Three-phase short-circuit (3Φ); It is a symmetrical fault that affects the 3-phases of the power system. The most severe short-circuit.

For all the above faults, the path of the fault current may be limited by nonzero impedance. If the impedance is equal to zero, the short-circuit is called bolted. Short- circuit faults often occur as a consequence of damage to cables and lightning strikes or trees falling on overhead lines. One of the most common reasons for three-phase short-circuit to occur is when a line or busbar is energized with grounding equipment left connected. This equipment is used for safety reasons while repairmen work on the power equipment, and it should be removed after the work is completed, and before the equipment is energized.
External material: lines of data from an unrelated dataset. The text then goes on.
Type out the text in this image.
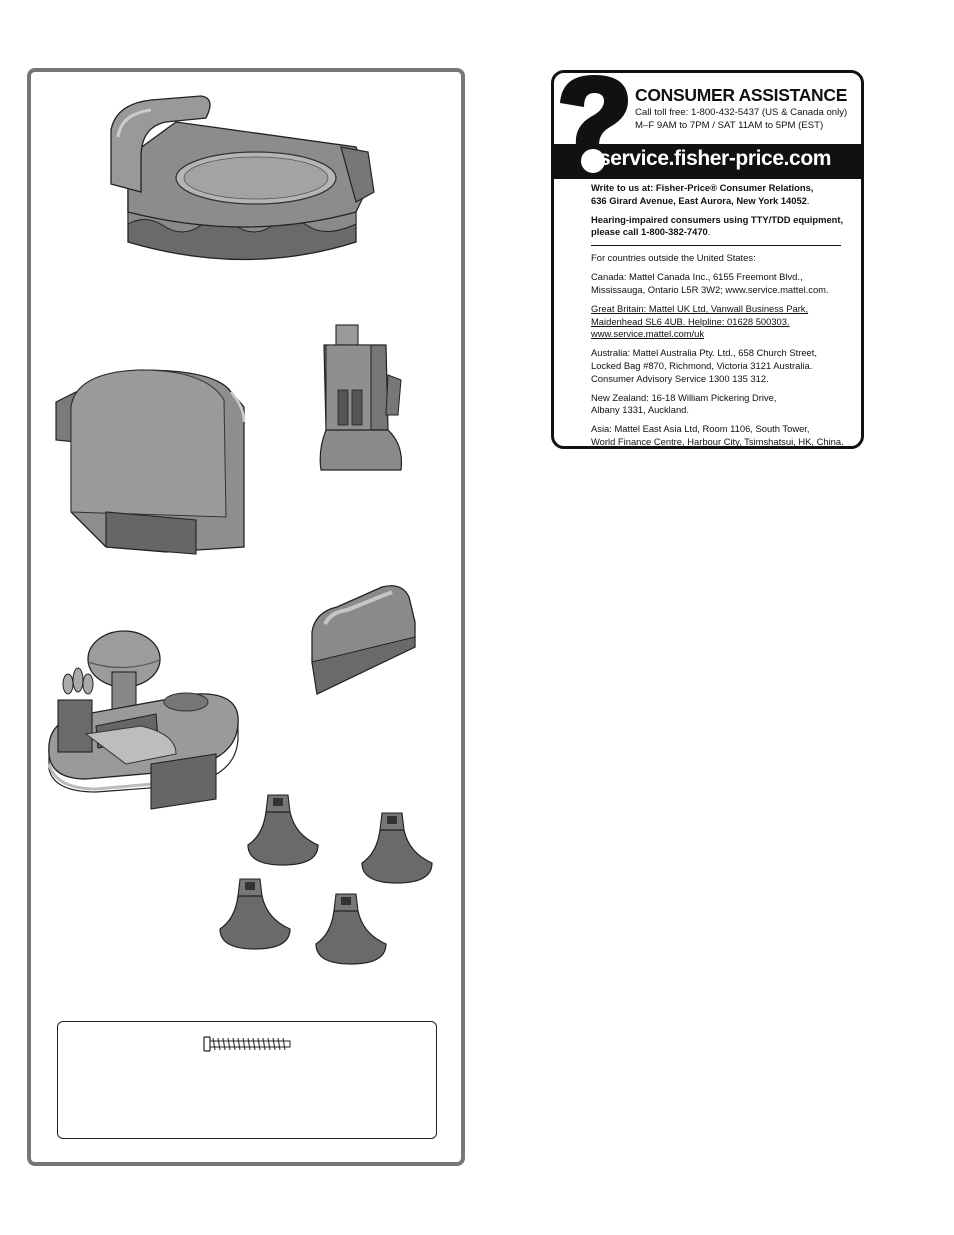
CONSUMER ASSISTANCE
Call toll free: 1-800-432-5437 (US & Canada only)
M–F 9AM to 7PM / SAT 11AM to 5PM (EST)
service.fisher-price.com

Write to us at: Fisher-Price® Consumer Relations,
636 Girard Avenue, East Aurora, New York 14052.

Hearing-impaired consumers using TTY/TDD equipment,
please call 1-800-382-7470.

For countries outside the United States:

Canada: Mattel Canada Inc., 6155 Freemont Blvd.,
Mississauga, Ontario L5R 3W2; www.service.mattel.com.

Great Britain: Mattel UK Ltd, Vanwall Business Park,
Maidenhead SL6 4UB. Helpline: 01628 500303.
www.service.mattel.com/uk

Australia: Mattel Australia Pty. Ltd., 658 Church Street,
Locked Bag #870, Richmond, Victoria 3121 Australia.
Consumer Advisory Service 1300 135 312.

New Zealand: 16-18 William Pickering Drive,
Albany 1331, Auckland.

Asia: Mattel East Asia Ltd, Room 1106, South Tower,
World Finance Centre, Harbour City, Tsimshatsui, HK, China.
I.6. Single-Line-to-Ground (SLG) Faults in Distribution Networks SLG faults represent the vast majority of all faults in public distribution networks and a correct handling of SLG faults is of primary concern in order to achieve continuity of service to customers. The magnitude of the fault currents and of the overvoltages during such faults is determined by the grounding method of the system. System grounding is important because it directly concerns safety. System grounding methods also determine the setup of the protection system to detect and disconnect (clear) SLG faults. Swedish regulations prescribe fast and automatic disconnection of permanent ground faults in distribution networks with a fault resistance up to 5 kΩ. In Sweden, medium voltage distribution networks are primarily resonant-grounded, through the use of a Petersen coil. Impedance grounded and ungrounded distribution networks are most common in Europe, while distribution networks are directly grounded in the United States. Directly grounding is used also in Sweden in the low voltage network and in transmission (high and extra high voltage) networks. This section briefly presents the theory on SLG faults with regard to ungrounded and resonant-grounded systems. The fault current at the fault point, the zero sequence voltage and the zero sequence current flowing at the beginning of each line will be calculated. The zero sequence current flowing at the beginning of each line is important because this is the current measured by the protection system. For further details about theoretical and practical aspect of network grounding methods, refer to the chapter on “Neutral earthing” in the “Protection Guide”, Schneider Electric. I.6.1 Ungrounded Distribution Networks Consider the distribution network with N radial lines (feeders) shown in Figure 5. A ground fault with fault resistance Rf is applied on phase a on the Nth line. Each line k, which may represent an overhead line or a cable, is represented by its zero sequence capacitance to ground Cok. All series impedances can be neglected, since normally they have much lower magnitude compared to the shunt impedance to ground, 1/(jωCok). The feeding transformer neutral point is ungrounded on the Medium Voltage (MV) side.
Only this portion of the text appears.